The overarching goals of the Grand Paris Express are to address the issue of the Paris monocentric model and to conceive a more open-minded design for urban mass transportation. It also strives to prioritize efficient forms of mobility by diminishing reliance on private automobiles and lowering the carbon footprint of this megalopolis. As a large-scale enterprise, the project aims to improve mobility patterns to make Paris more sustainable by creating rapid and nonpolluting connections between existing outskirts and new emerging developments. These connections, in turn, generate new centralities within the knowledge-based economy. The infrastructure layout is logical, with a signature external double loop partially overlapping the city center to provide connections between external sectors without crossing through the central area.
Architectural projects tied to the Grand Paris Express are fully independent, and are undertaken as collaborations between architects, designers, and artists, with individual sites addressing the specific conditions of each stakeholder. Every sector is committed to participatory processes in which the community considers issues of social inclusion and programming aspirations. And all projects adhere to an overall brief and principles, taking into account the public plaza and future programs developed at each location. The overall organization of urban projects is demonstrated through steps that ensure goals can be met on a realistic and well-defined timeline.
The Grand Paris Express is expected to contribute particularly to the “banlieue” zones, or suburbs of Paris, and create room for new housing programs and economic initiatives. By employing environmental practices, the construction process will also encourage biodiversity and effectively merge sites into the built landscape. After being extracted during tunneling, for example, soil is recycled throughout the sites, and low-carbon concrete is used to reduce building emissions.
Infused with a dedication to experimentation, realized through constant negotiation between city officials, motivated designers, and mobilized citizens, and committed to educating other cities about implementation pathways, the Grand Paris Express sets a new standard for innovation in the field of urban design and the construction of sustainable territory
This year’s jury committee includes Eve Blau, adjunct professor of the history and theory of urban form and design at the GSD; Maurice Cox, commissioner of the Department of Planning and Development of the City of Chicago; Gary Hilderbrand, Peter Louis Hornbeck Professor in Practice of Landscape Architecture and chair of the Department of Landscape Architecture at the GSD; and Ron Witte, professor in residence of architecture at the GSD; and chaired by Joan Busquets, Martin Bucksbaum Professor in Practice in Urban Projects at the GSD.

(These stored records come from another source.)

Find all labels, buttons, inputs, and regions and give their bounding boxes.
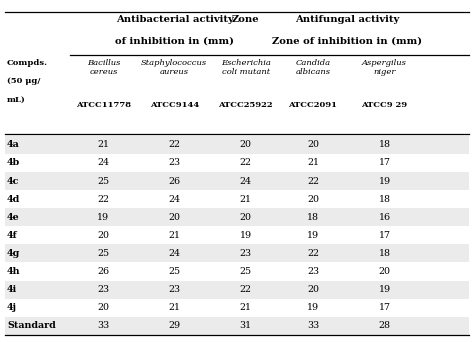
Text: 20: 20 — [98, 231, 109, 240]
Text: 21: 21 — [98, 140, 109, 149]
Text: ATCC11778: ATCC11778 — [76, 101, 131, 109]
Text: Candida
albicans: Candida albicans — [295, 59, 330, 76]
Text: 18: 18 — [378, 140, 391, 149]
Text: ATCC2091: ATCC2091 — [289, 101, 337, 109]
Text: 23: 23 — [97, 285, 109, 294]
Text: 33: 33 — [97, 321, 109, 330]
Text: 22: 22 — [239, 285, 252, 294]
Bar — [5, 299, 469, 317]
Bar — [5, 190, 469, 208]
Text: 22: 22 — [307, 176, 319, 186]
Bar — [5, 172, 469, 190]
Text: 22: 22 — [307, 249, 319, 258]
Text: 4e: 4e — [7, 213, 20, 222]
Bar — [5, 136, 469, 154]
Text: 17: 17 — [378, 303, 391, 312]
Text: 25: 25 — [97, 249, 109, 258]
Text: 20: 20 — [307, 195, 319, 203]
Text: 23: 23 — [168, 285, 180, 294]
Text: Aspergilus
niger: Aspergilus niger — [362, 59, 407, 76]
Text: mL): mL) — [7, 96, 26, 104]
Text: 33: 33 — [307, 321, 319, 330]
Text: 23: 23 — [168, 158, 180, 168]
Text: 21: 21 — [239, 303, 252, 312]
Text: Zone: Zone — [232, 15, 259, 24]
Text: 20: 20 — [307, 285, 319, 294]
Text: 4d: 4d — [7, 195, 20, 203]
Text: Standard: Standard — [7, 321, 56, 330]
Text: Zone of inhibition in (mm): Zone of inhibition in (mm) — [272, 37, 422, 46]
Text: Antifungal activity: Antifungal activity — [295, 15, 400, 24]
Text: 25: 25 — [97, 176, 109, 186]
Text: 22: 22 — [98, 195, 109, 203]
Text: Antibacterial activity: Antibacterial activity — [116, 15, 234, 24]
Text: 28: 28 — [378, 321, 391, 330]
Text: ATCC9144: ATCC9144 — [150, 101, 199, 109]
Text: Bacillus
cereus: Bacillus cereus — [87, 59, 120, 76]
Text: Staphylococcus
aureus: Staphylococcus aureus — [141, 59, 207, 76]
Text: 21: 21 — [307, 158, 319, 168]
Text: 24: 24 — [168, 195, 180, 203]
Text: 17: 17 — [378, 231, 391, 240]
Text: 19: 19 — [378, 285, 391, 294]
Text: 21: 21 — [168, 231, 180, 240]
Text: 4f: 4f — [7, 231, 18, 240]
Text: 20: 20 — [307, 140, 319, 149]
Bar — [5, 208, 469, 226]
Text: 4c: 4c — [7, 176, 19, 186]
Text: 20: 20 — [98, 303, 109, 312]
Text: Escherichia
coli mutant: Escherichia coli mutant — [221, 59, 271, 76]
Text: 31: 31 — [239, 321, 252, 330]
Text: 23: 23 — [307, 267, 319, 276]
Text: 19: 19 — [307, 231, 319, 240]
Text: 18: 18 — [378, 249, 391, 258]
Text: 24: 24 — [98, 158, 109, 168]
Text: ATCC25922: ATCC25922 — [219, 101, 273, 109]
Text: 20: 20 — [378, 267, 391, 276]
Text: of inhibition in (mm): of inhibition in (mm) — [115, 37, 234, 46]
Text: 26: 26 — [97, 267, 109, 276]
Text: 26: 26 — [168, 176, 180, 186]
Text: 4a: 4a — [7, 140, 20, 149]
Bar — [5, 263, 469, 280]
Text: 19: 19 — [378, 176, 391, 186]
Text: 20: 20 — [168, 213, 180, 222]
Text: (50 μg/: (50 μg/ — [7, 77, 40, 85]
Text: 18: 18 — [378, 195, 391, 203]
Text: 23: 23 — [239, 249, 252, 258]
Bar — [5, 245, 469, 263]
Text: 19: 19 — [239, 231, 252, 240]
Text: 16: 16 — [378, 213, 391, 222]
Text: 22: 22 — [168, 140, 180, 149]
Text: 29: 29 — [168, 321, 180, 330]
Bar — [5, 154, 469, 172]
Text: 4b: 4b — [7, 158, 20, 168]
Text: ATCC9 29: ATCC9 29 — [361, 101, 408, 109]
Bar — [5, 317, 469, 335]
Text: 21: 21 — [239, 195, 252, 203]
Text: 24: 24 — [239, 176, 252, 186]
Text: 4h: 4h — [7, 267, 20, 276]
Text: 4i: 4i — [7, 285, 18, 294]
Bar — [5, 280, 469, 299]
Text: 20: 20 — [239, 213, 252, 222]
Text: 19: 19 — [97, 213, 109, 222]
Text: 25: 25 — [239, 267, 252, 276]
Text: 20: 20 — [239, 140, 252, 149]
Text: 25: 25 — [168, 267, 180, 276]
Text: 24: 24 — [168, 249, 180, 258]
Text: 17: 17 — [378, 158, 391, 168]
Text: 19: 19 — [307, 303, 319, 312]
Bar — [5, 226, 469, 245]
Text: 22: 22 — [239, 158, 252, 168]
Text: 18: 18 — [307, 213, 319, 222]
Text: 4g: 4g — [7, 249, 20, 258]
Text: 21: 21 — [168, 303, 180, 312]
Text: Compds.: Compds. — [7, 59, 48, 67]
Text: 4j: 4j — [7, 303, 17, 312]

Grand Paris Express: Reconfiguring the City through Radical Infrastructure, an exhibition coinciding with the prize, will be on display at Druker Design Gallery from January 23, 2023, through March 31, 2023. Curated by Joan Busquets, Martin Bucksbaum Professor in Practice of Urban Planning and Design, the exhibition showcases models, renderings, documentary photographs, and video footage of this vast and ambitious urban design project. A public lecture and reception for the exhibition is scheduled for Thursday, March 2 (6:30 p.m.) at Piper Auditorium.